The potency of monetary policy will weigh more heavily on activity in 2024.
I learned an important life lesson during a canoe trip through Canada as a teenager. Periodically, our group of voyageurs would have to execute a portage: taking our vessels and gear overland from one body of water to another. Those days weren’t a lot of fun: you had to place your pack and a 100 pound canoe on your shoulders, and then march for a mile or two. Upon finishing the journey, you were expected to double back to carry tents and provisions.
Being the calculating person that I am, I realized that if I took my time carrying the canoe, others would return for the tents, saving me a second trip. Unfortunately, my counselors and fellow campers had little patience for my slow-play. “If you’re a laggard, you will never be a leader!” I was told. I’ve never forgotten that advice.

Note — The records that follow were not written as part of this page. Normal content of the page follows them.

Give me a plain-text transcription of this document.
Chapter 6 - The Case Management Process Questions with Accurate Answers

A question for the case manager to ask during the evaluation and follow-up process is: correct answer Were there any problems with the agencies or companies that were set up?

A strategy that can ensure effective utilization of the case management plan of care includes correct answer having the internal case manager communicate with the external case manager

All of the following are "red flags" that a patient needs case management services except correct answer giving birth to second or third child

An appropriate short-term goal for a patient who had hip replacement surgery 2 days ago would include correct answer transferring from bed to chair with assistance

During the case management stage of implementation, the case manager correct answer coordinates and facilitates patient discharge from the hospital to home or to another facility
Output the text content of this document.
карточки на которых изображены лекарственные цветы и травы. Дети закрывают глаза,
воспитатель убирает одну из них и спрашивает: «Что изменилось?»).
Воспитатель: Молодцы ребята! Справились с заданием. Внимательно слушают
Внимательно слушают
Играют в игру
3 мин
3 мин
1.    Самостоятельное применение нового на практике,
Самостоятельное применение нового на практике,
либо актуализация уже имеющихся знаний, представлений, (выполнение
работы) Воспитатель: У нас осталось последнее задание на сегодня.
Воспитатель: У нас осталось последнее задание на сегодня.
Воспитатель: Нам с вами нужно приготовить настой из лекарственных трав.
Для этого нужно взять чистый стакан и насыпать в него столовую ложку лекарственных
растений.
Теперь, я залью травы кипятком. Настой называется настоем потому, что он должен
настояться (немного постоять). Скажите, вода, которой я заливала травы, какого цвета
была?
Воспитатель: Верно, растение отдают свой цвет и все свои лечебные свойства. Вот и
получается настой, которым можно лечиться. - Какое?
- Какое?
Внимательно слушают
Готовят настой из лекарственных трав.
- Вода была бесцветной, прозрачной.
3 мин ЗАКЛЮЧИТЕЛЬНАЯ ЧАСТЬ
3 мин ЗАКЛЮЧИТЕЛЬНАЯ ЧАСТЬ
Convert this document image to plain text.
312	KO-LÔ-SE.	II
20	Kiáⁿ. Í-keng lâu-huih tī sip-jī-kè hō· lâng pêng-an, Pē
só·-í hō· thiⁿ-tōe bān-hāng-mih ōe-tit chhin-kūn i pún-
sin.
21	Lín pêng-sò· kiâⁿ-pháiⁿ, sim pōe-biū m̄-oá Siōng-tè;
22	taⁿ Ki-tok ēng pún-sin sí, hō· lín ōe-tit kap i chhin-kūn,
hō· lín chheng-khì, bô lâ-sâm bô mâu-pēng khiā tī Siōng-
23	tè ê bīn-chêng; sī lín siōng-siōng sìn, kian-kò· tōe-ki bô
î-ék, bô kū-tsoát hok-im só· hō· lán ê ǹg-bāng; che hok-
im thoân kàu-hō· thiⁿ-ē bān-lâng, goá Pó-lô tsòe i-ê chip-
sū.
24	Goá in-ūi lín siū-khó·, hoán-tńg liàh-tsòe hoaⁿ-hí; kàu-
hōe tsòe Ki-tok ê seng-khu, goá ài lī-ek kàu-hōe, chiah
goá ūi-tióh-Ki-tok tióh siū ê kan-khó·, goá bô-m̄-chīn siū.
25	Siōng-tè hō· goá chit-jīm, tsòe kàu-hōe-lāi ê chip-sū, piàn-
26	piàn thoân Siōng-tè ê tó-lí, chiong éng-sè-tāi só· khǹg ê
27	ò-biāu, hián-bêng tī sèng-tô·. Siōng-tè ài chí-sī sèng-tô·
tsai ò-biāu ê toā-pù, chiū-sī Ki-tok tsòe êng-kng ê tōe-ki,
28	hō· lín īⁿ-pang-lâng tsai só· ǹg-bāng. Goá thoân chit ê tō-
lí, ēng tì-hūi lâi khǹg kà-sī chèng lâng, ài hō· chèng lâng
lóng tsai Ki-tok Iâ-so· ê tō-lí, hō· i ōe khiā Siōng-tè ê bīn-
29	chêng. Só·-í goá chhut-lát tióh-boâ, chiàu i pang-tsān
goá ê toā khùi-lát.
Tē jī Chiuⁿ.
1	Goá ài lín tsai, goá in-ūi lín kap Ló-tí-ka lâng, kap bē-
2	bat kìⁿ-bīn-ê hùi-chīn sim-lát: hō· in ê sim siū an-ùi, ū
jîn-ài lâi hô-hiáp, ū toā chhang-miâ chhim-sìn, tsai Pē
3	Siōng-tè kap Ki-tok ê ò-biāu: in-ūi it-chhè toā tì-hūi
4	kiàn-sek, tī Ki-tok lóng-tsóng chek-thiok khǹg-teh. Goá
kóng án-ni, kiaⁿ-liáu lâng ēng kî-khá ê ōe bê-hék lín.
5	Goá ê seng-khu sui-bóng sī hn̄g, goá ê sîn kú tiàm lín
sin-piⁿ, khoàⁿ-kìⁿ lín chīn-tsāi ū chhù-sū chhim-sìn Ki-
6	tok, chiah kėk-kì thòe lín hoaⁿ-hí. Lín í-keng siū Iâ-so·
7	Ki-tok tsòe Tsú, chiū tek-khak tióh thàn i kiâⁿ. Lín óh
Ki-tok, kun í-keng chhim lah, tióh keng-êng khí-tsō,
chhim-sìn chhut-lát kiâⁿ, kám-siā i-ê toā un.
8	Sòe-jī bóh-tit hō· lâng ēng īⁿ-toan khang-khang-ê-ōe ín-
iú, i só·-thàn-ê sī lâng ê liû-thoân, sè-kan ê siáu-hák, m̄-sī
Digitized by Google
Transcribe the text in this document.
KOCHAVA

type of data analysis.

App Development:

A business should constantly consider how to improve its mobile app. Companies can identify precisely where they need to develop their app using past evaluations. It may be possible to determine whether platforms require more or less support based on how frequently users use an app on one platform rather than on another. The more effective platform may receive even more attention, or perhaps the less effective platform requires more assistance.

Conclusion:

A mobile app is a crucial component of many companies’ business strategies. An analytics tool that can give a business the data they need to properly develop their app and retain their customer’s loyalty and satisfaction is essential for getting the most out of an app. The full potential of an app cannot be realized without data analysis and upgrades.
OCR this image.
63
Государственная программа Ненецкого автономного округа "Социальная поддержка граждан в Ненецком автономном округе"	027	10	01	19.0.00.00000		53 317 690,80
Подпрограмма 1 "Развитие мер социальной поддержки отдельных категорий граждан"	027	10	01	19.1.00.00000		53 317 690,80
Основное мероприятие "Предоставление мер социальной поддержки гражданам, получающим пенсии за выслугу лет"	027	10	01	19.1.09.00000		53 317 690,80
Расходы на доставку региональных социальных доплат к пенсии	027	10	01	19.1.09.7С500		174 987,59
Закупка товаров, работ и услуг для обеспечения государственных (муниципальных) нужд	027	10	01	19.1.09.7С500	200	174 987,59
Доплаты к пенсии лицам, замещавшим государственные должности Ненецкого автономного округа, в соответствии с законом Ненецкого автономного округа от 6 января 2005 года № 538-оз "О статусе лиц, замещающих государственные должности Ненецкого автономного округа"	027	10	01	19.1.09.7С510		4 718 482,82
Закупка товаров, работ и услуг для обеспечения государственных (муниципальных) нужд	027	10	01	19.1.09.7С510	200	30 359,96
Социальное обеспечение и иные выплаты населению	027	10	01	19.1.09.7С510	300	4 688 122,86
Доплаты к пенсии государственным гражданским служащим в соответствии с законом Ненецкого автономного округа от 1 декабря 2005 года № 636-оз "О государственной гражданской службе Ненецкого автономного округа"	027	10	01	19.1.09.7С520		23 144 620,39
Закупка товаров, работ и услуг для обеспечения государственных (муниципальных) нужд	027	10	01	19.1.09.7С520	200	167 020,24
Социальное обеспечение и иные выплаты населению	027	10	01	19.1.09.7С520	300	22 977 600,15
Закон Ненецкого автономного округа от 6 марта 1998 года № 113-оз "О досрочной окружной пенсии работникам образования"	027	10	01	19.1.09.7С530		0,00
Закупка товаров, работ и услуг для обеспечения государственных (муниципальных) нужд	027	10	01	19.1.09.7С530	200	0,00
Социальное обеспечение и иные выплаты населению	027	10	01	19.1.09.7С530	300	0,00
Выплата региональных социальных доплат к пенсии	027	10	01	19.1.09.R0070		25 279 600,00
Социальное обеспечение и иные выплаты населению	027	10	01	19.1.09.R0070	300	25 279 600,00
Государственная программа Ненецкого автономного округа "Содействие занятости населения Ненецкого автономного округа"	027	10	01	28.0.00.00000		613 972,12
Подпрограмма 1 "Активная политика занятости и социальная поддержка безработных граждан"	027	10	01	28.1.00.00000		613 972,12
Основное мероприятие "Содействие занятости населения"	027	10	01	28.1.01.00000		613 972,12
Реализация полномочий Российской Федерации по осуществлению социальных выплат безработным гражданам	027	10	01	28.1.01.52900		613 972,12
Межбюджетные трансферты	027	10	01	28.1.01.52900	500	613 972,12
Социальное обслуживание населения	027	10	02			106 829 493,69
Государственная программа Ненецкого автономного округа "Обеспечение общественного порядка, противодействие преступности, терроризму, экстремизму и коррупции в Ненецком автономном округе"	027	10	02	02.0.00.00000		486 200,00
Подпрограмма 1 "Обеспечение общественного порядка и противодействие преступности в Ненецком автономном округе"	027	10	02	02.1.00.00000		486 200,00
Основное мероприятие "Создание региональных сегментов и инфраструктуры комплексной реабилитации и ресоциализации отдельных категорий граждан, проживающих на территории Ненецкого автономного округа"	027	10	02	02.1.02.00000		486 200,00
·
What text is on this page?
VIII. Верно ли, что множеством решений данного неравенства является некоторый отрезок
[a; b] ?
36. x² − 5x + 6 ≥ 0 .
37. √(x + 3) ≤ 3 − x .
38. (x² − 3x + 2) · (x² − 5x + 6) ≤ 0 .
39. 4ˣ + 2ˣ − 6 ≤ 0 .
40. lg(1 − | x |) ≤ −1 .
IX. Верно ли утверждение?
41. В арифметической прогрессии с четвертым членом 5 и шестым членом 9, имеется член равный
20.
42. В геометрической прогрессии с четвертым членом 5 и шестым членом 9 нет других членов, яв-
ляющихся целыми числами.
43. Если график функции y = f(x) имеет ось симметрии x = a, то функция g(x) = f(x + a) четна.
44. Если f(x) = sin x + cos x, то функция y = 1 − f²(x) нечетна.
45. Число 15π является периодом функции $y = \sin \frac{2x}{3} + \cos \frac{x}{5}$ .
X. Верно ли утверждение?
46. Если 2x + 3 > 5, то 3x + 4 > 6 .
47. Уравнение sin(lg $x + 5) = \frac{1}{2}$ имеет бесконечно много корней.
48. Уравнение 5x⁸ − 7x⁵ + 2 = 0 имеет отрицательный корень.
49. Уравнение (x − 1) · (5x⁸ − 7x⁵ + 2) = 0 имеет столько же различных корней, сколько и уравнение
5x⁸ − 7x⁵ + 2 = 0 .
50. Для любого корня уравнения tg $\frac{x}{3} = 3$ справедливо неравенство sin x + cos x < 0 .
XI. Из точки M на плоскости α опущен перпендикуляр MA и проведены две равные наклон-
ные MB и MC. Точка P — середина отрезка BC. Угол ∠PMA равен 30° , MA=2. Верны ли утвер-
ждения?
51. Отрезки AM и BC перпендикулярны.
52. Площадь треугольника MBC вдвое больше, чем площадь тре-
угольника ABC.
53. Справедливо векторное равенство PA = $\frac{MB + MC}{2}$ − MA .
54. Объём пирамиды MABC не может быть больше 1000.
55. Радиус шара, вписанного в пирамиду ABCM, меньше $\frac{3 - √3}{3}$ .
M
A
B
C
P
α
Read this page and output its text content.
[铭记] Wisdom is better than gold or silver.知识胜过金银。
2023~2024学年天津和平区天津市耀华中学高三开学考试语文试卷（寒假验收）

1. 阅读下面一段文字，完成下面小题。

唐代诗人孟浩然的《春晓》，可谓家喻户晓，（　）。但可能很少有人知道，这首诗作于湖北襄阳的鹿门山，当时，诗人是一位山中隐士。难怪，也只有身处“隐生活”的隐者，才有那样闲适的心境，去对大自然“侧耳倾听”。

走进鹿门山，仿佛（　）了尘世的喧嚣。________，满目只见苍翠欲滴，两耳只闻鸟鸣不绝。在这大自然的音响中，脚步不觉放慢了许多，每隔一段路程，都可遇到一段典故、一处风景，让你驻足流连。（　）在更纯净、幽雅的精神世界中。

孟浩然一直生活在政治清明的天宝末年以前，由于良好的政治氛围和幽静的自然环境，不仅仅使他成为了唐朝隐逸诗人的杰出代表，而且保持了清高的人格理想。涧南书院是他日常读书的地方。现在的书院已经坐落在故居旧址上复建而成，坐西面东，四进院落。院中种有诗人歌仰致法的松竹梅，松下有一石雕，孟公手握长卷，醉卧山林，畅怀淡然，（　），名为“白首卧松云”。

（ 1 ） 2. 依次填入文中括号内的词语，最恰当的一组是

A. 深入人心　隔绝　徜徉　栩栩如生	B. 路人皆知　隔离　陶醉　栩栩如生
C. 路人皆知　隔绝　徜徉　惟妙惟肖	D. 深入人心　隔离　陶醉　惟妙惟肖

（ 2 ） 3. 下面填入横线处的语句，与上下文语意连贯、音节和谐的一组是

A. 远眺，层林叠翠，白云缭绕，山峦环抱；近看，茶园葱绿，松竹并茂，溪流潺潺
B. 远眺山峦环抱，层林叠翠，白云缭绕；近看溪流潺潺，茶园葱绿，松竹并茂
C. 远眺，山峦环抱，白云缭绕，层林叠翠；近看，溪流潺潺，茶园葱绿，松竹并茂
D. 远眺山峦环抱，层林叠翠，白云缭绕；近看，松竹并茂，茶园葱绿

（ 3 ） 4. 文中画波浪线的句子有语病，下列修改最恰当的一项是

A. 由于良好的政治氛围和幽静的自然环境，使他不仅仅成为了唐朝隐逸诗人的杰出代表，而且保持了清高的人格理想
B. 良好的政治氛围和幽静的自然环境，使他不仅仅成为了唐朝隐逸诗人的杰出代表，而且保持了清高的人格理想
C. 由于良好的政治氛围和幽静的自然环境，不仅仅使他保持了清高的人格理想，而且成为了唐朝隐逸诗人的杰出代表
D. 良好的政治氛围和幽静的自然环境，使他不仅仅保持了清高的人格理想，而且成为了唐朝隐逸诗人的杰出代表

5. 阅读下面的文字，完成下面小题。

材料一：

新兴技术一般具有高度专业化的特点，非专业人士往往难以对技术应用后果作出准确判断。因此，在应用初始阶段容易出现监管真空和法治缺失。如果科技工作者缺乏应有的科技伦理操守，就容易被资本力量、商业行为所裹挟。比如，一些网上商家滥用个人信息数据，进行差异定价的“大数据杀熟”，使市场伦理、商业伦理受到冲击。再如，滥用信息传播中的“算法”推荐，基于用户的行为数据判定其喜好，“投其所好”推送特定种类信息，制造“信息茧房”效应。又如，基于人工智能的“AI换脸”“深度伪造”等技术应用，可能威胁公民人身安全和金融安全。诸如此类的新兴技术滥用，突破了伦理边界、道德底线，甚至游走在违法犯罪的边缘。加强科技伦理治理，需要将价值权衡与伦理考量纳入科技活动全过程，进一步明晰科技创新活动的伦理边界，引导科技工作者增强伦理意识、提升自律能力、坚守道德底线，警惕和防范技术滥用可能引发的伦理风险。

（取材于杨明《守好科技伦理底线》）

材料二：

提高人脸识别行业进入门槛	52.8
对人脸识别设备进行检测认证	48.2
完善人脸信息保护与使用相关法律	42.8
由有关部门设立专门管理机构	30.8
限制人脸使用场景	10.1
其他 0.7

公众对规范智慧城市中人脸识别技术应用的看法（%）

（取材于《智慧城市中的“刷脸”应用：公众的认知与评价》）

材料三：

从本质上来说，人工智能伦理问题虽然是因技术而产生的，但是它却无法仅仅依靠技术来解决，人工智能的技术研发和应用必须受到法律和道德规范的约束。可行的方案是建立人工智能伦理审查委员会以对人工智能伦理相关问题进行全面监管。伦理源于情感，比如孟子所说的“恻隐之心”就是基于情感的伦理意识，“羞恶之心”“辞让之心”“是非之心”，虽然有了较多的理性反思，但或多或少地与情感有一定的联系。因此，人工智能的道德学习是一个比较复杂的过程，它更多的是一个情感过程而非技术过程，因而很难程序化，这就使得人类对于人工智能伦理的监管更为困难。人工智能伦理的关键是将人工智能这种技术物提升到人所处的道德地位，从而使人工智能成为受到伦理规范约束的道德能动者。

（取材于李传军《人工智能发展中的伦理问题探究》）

In my profession, it is very important to distinguish laggards from leaders. Some indicators are the result of economic change, while others presage it. Some policy moves have an instant impact, while others take time to reach full effect.
Central bank strategy falls into the latter category. The famed economist Milton Friedman observed that monetary policy “works with long and variable lags.” Understanding the delay between action and reaction will be critical to sticking the soft landing in 2024.
Two factors have a heavy influence on the timelines associated with monetary policy. The first of these is the state of financial conditions, which gauge how easy is it to access capital, and its cost. Central banks only have indirect influence on these elements.